Help -- Fastest Prime Sieve, in Rust

I'm translating a Twin Primes Sieve originally done in Nim (then D version).

Here's the Nim version:

Here's the D version:

So far, here's my Rust version.

Can compile with: $ rustc -O twinprimes_ssoz.rs

My Rust version works in that it produces correct values for inputs. The biggest problem is the Rust threading model vs Nim|D.

Monitoring threads use with htop, the Nim|D versions only have pids active for the number of available threads (on my system 8). For the Rust version, which uses channels, I see dozens and dozens of pids active at a time, and see increasing memory use too. When the inputs reach a certain size that uses up all my ram (16GBs) the program crashes (seg faults).

The versions also differ in that I use global variables in the Nim|D versions which allow me to create compile time constants. Since I can't do globals in Rust I generate the necessary constants at runtime, which luckily doesn't add too much to the setup time.

However, in the Nim|D versions I create two global arrays to store the results for each thread (that performs twins_sieve). In Rust I use channels to collect the results from each thread, and process results after they finish.

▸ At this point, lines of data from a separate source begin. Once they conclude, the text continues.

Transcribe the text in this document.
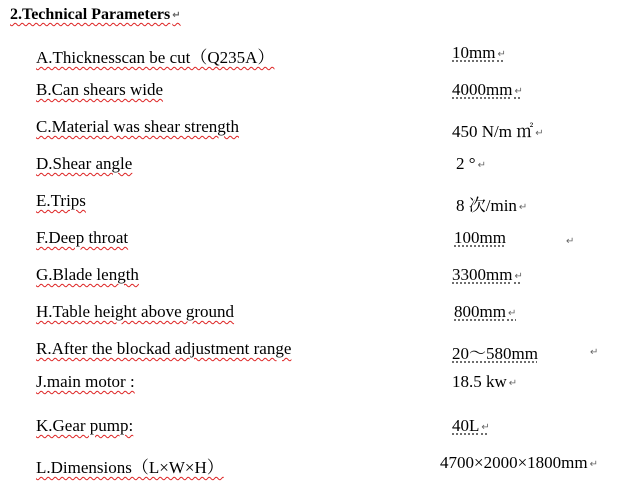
2.Technical Parameters ↵
A.Thicknesscan be cut（Q235A）	10mm ↵
B.Can shears wide	4000mm ↵
C.Material was shear strength	450 N/m ㎡ ↵
D.Shear angle	2 ° ↵
E.Trips	8 次/min ↵
F.Deep throat	100mm	↵
G.Blade length	3300mm ↵
H.Table height above ground	800mm ↵
R.After the blockad adjustment range	20～580mm	↵
J.main motor :	18.5 kw ↵
K.Gear pump:	40L ↵
L.Dimensions（L×W×H）	4700×2000×1800mm ↵
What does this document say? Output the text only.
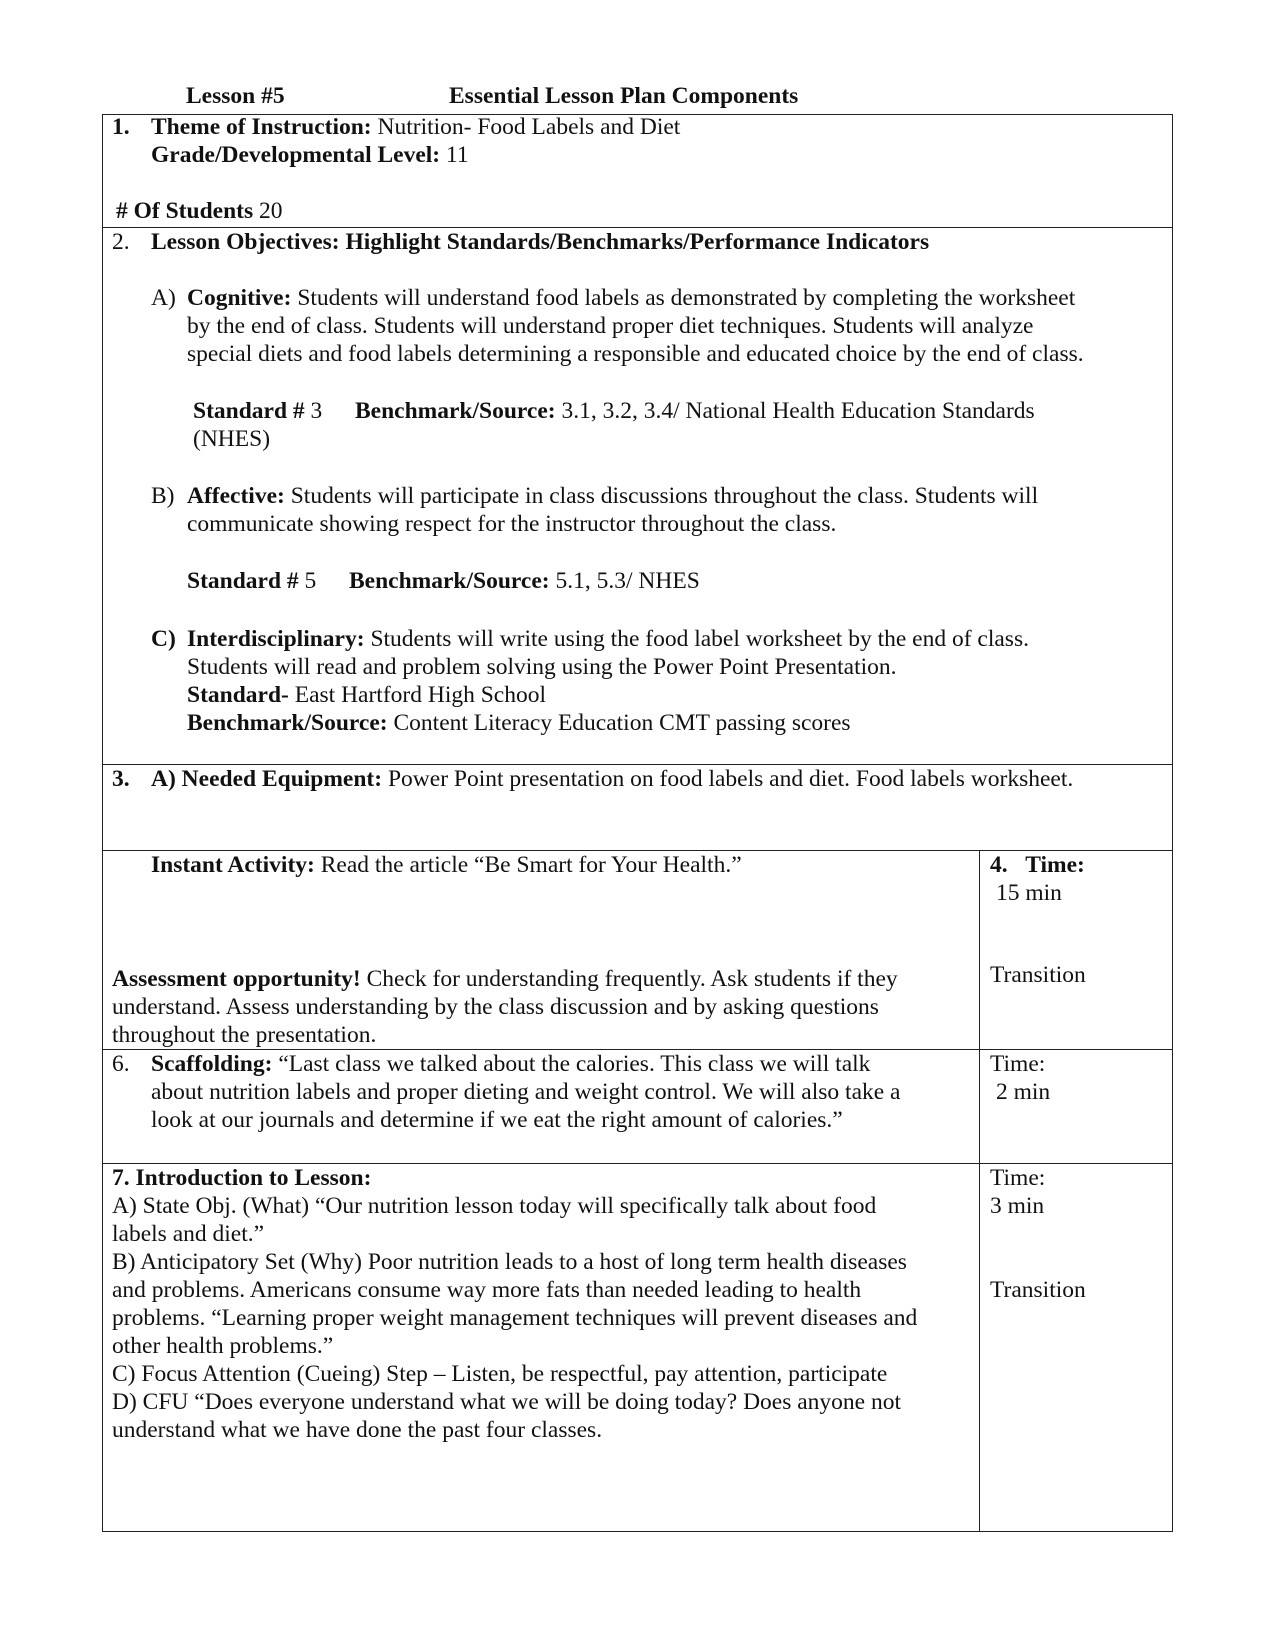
Lesson #5	Essential Lesson Plan Components
1. Theme of Instruction: Nutrition- Food Labels and Diet
Grade/Developmental Level: 11
# Of Students 20
2. Lesson Objectives: Highlight Standards/Benchmarks/Performance Indicators
A) Cognitive: Students will understand food labels as demonstrated by completing the worksheet
by the end of class. Students will understand proper diet techniques. Students will analyze
special diets and food labels determining a responsible and educated choice by the end of class.
Standard # 3 Benchmark/Source: 3.1, 3.2, 3.4/ National Health Education Standards
(NHES)
B) Affective: Students will participate in class discussions throughout the class. Students will
communicate showing respect for the instructor throughout the class.
Standard # 5 Benchmark/Source: 5.1, 5.3/ NHES
C) Interdisciplinary: Students will write using the food label worksheet by the end of class.
Students will read and problem solving using the Power Point Presentation.
Standard- East Hartford High School
Benchmark/Source: Content Literacy Education CMT passing scores
3. A) Needed Equipment: Power Point presentation on food labels and diet. Food labels worksheet.
Instant Activity: Read the article “Be Smart for Your Health.”
Assessment opportunity! Check for understanding frequently. Ask students if they
understand. Assess understanding by the class discussion and by asking questions
throughout the presentation.
4. Time:
15 min
Transition
6. Scaffolding: “Last class we talked about the calories. This class we will talk
about nutrition labels and proper dieting and weight control. We will also take a
look at our journals and determine if we eat the right amount of calories.”
Time:
2 min
7. Introduction to Lesson:
A) State Obj. (What) “Our nutrition lesson today will specifically talk about food
labels and diet.”
B) Anticipatory Set (Why) Poor nutrition leads to a host of long term health diseases
and problems. Americans consume way more fats than needed leading to health
problems. “Learning proper weight management techniques will prevent diseases and
other health problems.”
C) Focus Attention (Cueing) Step – Listen, be respectful, pay attention, participate
D) CFU “Does everyone understand what we will be doing today? Does anyone not
understand what we have done the past four classes.
Time:
3 min
Transition
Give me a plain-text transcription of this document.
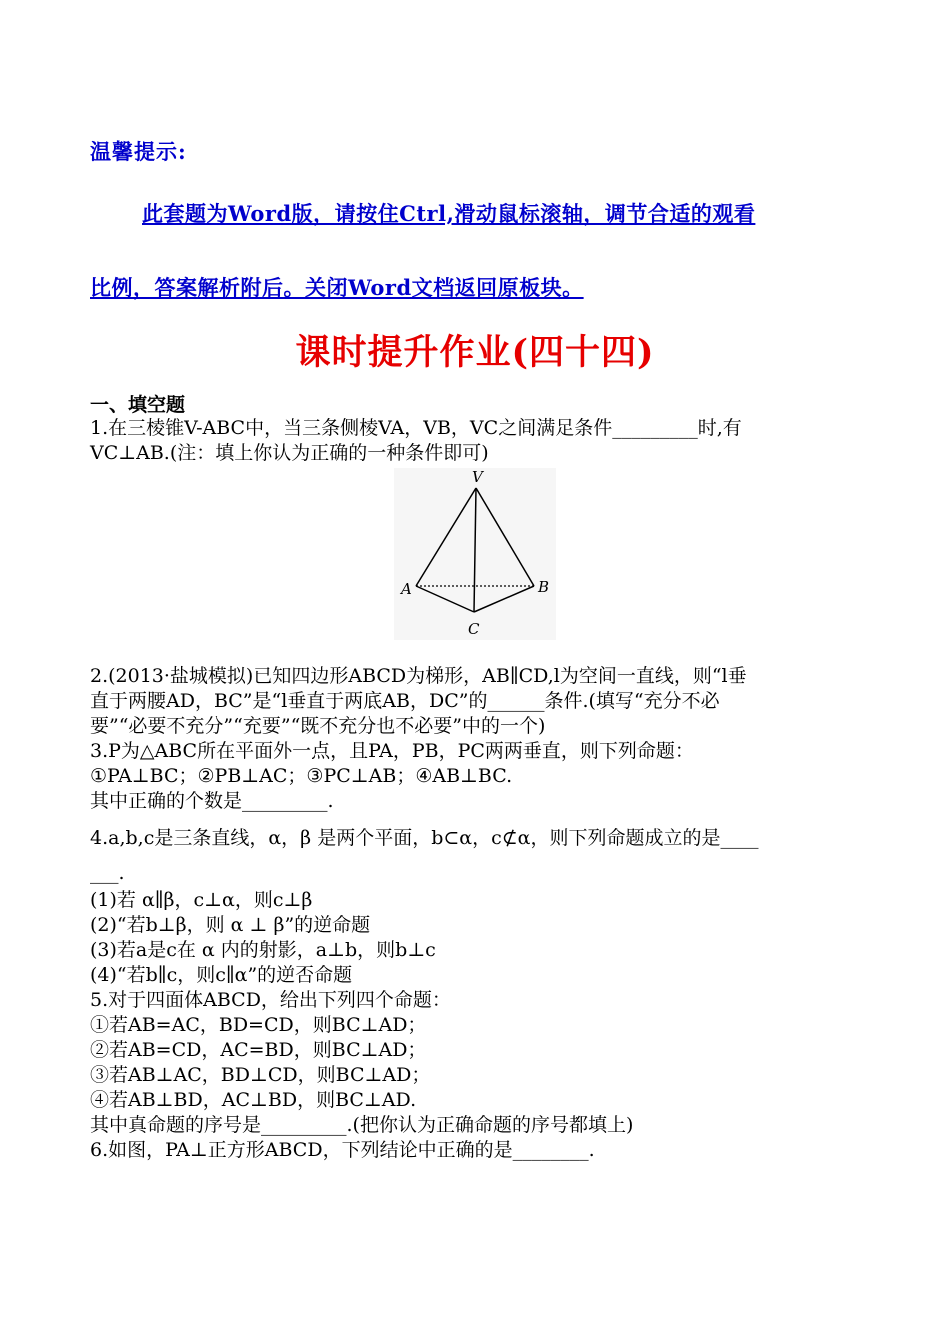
温馨提示:
此套题为Word版，请按住Ctrl,滑动鼠标滚轴，调节合适的观看
比例，答案解析附后。关闭Word文档返回原板块。
课时提升作业(四十四)
一、填空题
1.在三棱锥V-ABC中，当三条侧棱VA，VB，VC之间满足条件_________时,有
VC⊥AB.(注：填上你认为正确的一种条件即可)
V
A	B
C
2.(2013·盐城模拟)已知四边形ABCD为梯形，AB∥CD,l为空间一直线，则“l垂
直于两腰AD，BC”是“l垂直于两底AB，DC”的______条件.(填写“充分不必
要”“必要不充分”“充要”“既不充分也不必要”中的一个)
3.P为△ABC所在平面外一点，且PA，PB，PC两两垂直，则下列命题：
①PA⊥BC；②PB⊥AC；③PC⊥AB；④AB⊥BC.
其中正确的个数是_________.
4.a,b,c是三条直线，α，β 是两个平面，b⊂α，c⊄α，则下列命题成立的是____
___.
(1)若 α∥β，c⊥α，则c⊥β
(2)“若b⊥β，则 α ⊥ β”的逆命题
(3)若a是c在 α 内的射影，a⊥b，则b⊥c
(4)“若b∥c，则c∥α”的逆否命题
5.对于四面体ABCD，给出下列四个命题：
①若AB=AC，BD=CD，则BC⊥AD；
②若AB=CD，AC=BD，则BC⊥AD；
③若AB⊥AC，BD⊥CD，则BC⊥AD；
④若AB⊥BD，AC⊥BD，则BC⊥AD.
其中真命题的序号是_________.(把你认为正确命题的序号都填上)
6.如图，PA⊥正方形ABCD，下列结论中正确的是________.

Below is the threading code:

  //Create a channel to send the results from the threads
  let (sender, receiver) = mpsc::channel();

  for index in 0..pairscnt {
    //Clone the necessary data
    let (Kmin_0, Kmax_0, KB_0, modpg_0, start_num_0, end_num_0, primes_0, restwins_0, resinvrs_0, pos_0, sender_0) =
            (Kmin, Kmax, KB, modpg, start_num, end_num,
             primes.clone(), restwins.clone(), resinvrs.clone(), pos.clone(), sender.clone());
    //Execute 'twin_sieve' in parallel, sending the results to the channel
    thread::spawn(move || {
        sender_0.send(twins_sieve(index, Kmin_0, Kmax_0, KB_0, start_num_0, end_num_0, modpg_0,
                      Arc::new(primes_0.to_vec()), Arc::new(restwins_0), Arc::new(resinvrs_0), Arc::new(pos_0)))
        .expect("Unable to send to channel");
    });
    print!("\r{} of {} threads done",index+1, pairscnt);
  }

  let mut last_twin = 0usize;      // find largest twin prime in range
  for _ in 0..pairscnt {
        let (l, c) = receiver.recv().expect("Unable to receive from channel");
        twinscnt += c;
        if l > last_twin {last_twin = l;}
  }

Here's the thread code in Nim:

  parallel:                        # perform in parallel
    for indx in 0..pairscnt - 1:   # for each twin pair row index
      spawn twins_sieve(indx)      # sieve selected twin pair restracks
      stdout.write("\r", (indx + 1), " of ", pairscnt, " threads done")
  sync()                           # when all the threads finish
  var last_twin = 0'u              # find largest twin prime in range
  for i in 0..pairscnt - 1:        # and determine total twin primes count
    twinscnt += cnts[i]
    if last_twin < lastwins[i]: last_twin = lastwins[i]

I'm trying to do this on my own. I've been looking at using crossbeam to do threading, but haven't figure out how to use it for my case.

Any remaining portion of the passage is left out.